The passage is still found in some Josephus manuscripts; but, as it is wanting in others, it is, and must be, regarded as a Christian interpolation older than Origen.
Will Mr. Smith kindly tell us which are the MSS. in which are found any passage or passages referring the fall of Jerusalem to the death of James, and so far contradicting Josephus’s interpretation of Ananus’s death in the History of the Jewish War, iv, 5, 2. Niese, the latest editor, knows of none, nor did any previous editor know of any.
Mr. Smith then proceeds thus:—
Now, since this phrase is certainly interpolated in the one place, the only reasonable conclusion is that it is interpolated in the other.
But “this phrase” never stood in Josephus at all, even as an interpolation, and on examination it turns out that Professor Smith’s prejudice against the passage in which Josephus mentions James, is merely based on the muddle committed by Origen.
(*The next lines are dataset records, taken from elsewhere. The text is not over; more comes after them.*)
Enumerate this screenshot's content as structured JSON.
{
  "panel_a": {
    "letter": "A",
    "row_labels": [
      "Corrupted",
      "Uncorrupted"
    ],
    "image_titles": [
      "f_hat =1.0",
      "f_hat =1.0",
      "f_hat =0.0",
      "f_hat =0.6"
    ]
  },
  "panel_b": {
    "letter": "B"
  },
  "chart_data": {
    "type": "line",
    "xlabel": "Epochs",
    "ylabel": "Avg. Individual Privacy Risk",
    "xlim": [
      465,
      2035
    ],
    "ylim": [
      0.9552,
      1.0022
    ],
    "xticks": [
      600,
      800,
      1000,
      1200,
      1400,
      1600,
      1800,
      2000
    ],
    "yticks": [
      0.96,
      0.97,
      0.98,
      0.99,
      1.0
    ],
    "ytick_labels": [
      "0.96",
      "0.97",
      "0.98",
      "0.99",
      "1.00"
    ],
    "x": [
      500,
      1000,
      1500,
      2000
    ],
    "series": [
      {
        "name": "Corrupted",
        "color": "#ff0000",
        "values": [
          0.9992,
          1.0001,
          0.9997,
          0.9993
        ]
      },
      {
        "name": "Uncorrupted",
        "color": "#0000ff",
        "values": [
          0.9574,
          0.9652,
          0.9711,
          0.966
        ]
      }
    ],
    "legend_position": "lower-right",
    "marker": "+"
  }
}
Such are the arguments by which he seeks to prove that Josephus’s text was interpolated by a Christian, as if a Christian interpolator, supposing there had been one (and he has left no trace of himself), would not, as the protest of Origen sufficiently indicates, have represented the fall of Jerusalem as a divine punishment, not for the slaying of James, but for the slaying of Jesus. Having demolished the evidence of Josephus in such a manner, Mr. Smith heads ten of his pages with the words, “The Silence of Josephus,” as if he had settled all doubts for ever by mere force of his erroneous ipse dixit.
The testimony of Tacitus The next section of Professor Smith’s work (Ecce Deus) is headed with the same effrontery of calm assertion: “The Silence of Tacitus.” This historian relates (Annals, xv, 44) that Nero accused the Christians of having burned down Rome. Nero
subjected to most exquisite tortures those whom, hated for their crimes, the populace called Chrestians. The author of this name, Christus, had been executed in the reign of Tiberius by the Procurator Pontius Pilate; and, though repressed for the moment, the pernicious superstition was breaking forth again, not only throughout Judæa, the fountain-head of this mischief, but also throughout the capital, where all things from anywhere that are horrible or disgraceful pour in together and are made a religion of.
In the sequel Tacitus describes how an immense multitude, less for the crime of incendiarism than in punishment of their hatred of humanity, were convicted; how some were clothed in skins of wild beasts and thrown to dogs, while others were crucified or burned alive. Nero’s savagery was such that it awoke the pity even of a Roman crowd for his victims.
Such a passage as the above, written by Tacitus soon after A.D. 100, is somewhat disconcerting to our authors. Professor Smith, proceeding on his usual innocent assumption that the whole of the ancient literature, Christian and profane, of this epoch lies before him, instead of a scanty débris of it, votes it to be a forgery. Why? Because Melito, Bishop of Sardis about 170 A.D., is the first writer who alludes to it in a fragment of an apology addressed to a Roman Emperor. As if there were not five hundred striking episodes narrated by Tacitus, yet never mentioned by any subsequent writer at all. Would Mr. Smith on that account dispute their authenticity? It is only because this episode concerns Christianity and gets in the way of his theories, that he finds it necessary to cut it out of the text. You can prove anything if you cook your evidence, and the wanton mutilation of texts which no critical historian has ever called in question is a flagrant form of such cookery. In the hands of these writers facts are made to fit theory, not theory to fit facts.